Ok, just to recap here now:
By using SSE on a intel 64bit processor under Vista 64 I can do:
2 * 64bit variables for each SSE register, and there is 8 registers so it will be( 2 * 32bit) * 8
Quote:
ight. This is getting a bit complicated, but if you really want to do math on multiple pixels at a time and get some REAL benefit, you need to think about how you organize your pixels first. Make sure they are stored in such a way that you can easily just load 2 pixels in one go. One way to do that is to have an array that holds the pixel values.
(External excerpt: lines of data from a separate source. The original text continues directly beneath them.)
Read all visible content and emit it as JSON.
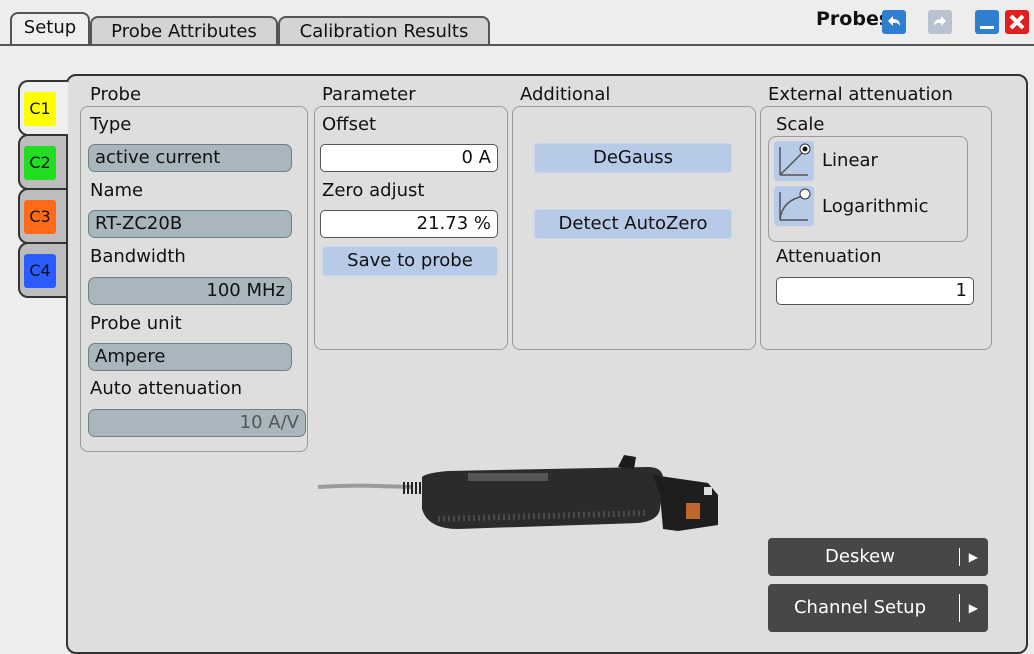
{
  "tabs": [
    "Setup",
    "Probe Attributes",
    "Calibration Results"
  ],
  "window": {
    "title": "Probes"
  },
  "channels": [
    {
      "label": "C1",
      "color": "#ffff00",
      "active": true
    },
    {
      "label": "C2",
      "color": "#22dd22"
    },
    {
      "label": "C3",
      "color": "#ff6a1a"
    },
    {
      "label": "C4",
      "color": "#2a5cff"
    }
  ],
  "probe": {
    "heading": "Probe",
    "type_label": "Type",
    "type_value": "active current",
    "name_label": "Name",
    "name_value": "RT-ZC20B",
    "bandwidth_label": "Bandwidth",
    "bandwidth_value": "100 MHz",
    "unit_label": "Probe unit",
    "unit_value": "Ampere",
    "auto_att_label": "Auto attenuation",
    "auto_att_value": "10 A/V"
  },
  "parameter": {
    "heading": "Parameter",
    "offset_label": "Offset",
    "offset_value": "0 A",
    "zero_label": "Zero adjust",
    "zero_value": "21.73 %",
    "save_label": "Save to probe"
  },
  "additional": {
    "heading": "Additional",
    "degauss_label": "DeGauss",
    "autozero_label": "Detect AutoZero"
  },
  "external": {
    "heading": "External attenuation",
    "scale_label": "Scale",
    "linear_label": "Linear",
    "log_label": "Logarithmic",
    "selected_scale": "Linear",
    "attenuation_label": "Attenuation",
    "attenuation_value": "1"
  },
  "actions": {
    "deskew_label": "Deskew",
    "channel_setup_label": "Channel Setup"
  },
  "colors": {
    "accent_button": "#b7cbe8",
    "window_blue": "#2f7fd0",
    "close_red": "#e02020"
  }
}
You are right. In the article I posted he does the bit shifting for two pixels every time he draws theme. I will try to have a doublePixel array for my data.
Quote:
Next, we should probably use SSE (or MMX if you want to run on really old processors) for efficiency. Trying to make two 32-bit integers work right in a 64-bit integer is going to be a pain. SSE has nice compartmentalization of the data, so there's no problem with one 32-bit number overflowing and contaminating the next one, for example.
Why is it so painful and how do I work around it?
I assume the same problem applies to 2 x 16 bit in a 32bit as well? I am going to use the article as a guide as I really out on deep water here.
Quote:
Using intrinsics for SSE operations is a way to make it work without having to know inline assembler, but it's just as unportable as inline assembler, and it's, in my experience, generating pretty poor code, since each intrinsic call is treated as a separate unit of calculation, so there's no effort from the compiler to actually keep data in the same register from one function to the next, for example.
Portability is not really a problem for me. As long as it runs on my PC im happy. Its not like im making the new GTA6 here
Quote:
Of course, only AFTER you have confirmed that the code you are working on can't be improved by other means. Writing inline assembler (or assembler functions) should always be the last resort. [Although I find it fun to write assembler, so I will jump in head first to solve problems that way, rather than find a better algorithm first].
I have posted my algorithm before and I think it is as good as it can get. To be honest I really enjoy learning about this kind of stuff. I never knew that there was such as thing as MMX or SSE that could speed things up that much.
Had a interesting guest lecture today about general purpose GPU programming. Really interesting stuff there as well. Never knew that you could write pixel and vertex shaders to calculate fluid dynamic.
Quote:
nt64 twoPix = rpix+0x100000000*(int64)lpix
Im not sure, but I think bitshifting is faster.
rpix | ((int64)lpix<<32) ?
I really appreciate all the inputs and information you people have posted. My university should hire several of you, as I get a lot more (and better) help from here then at school.
Thanks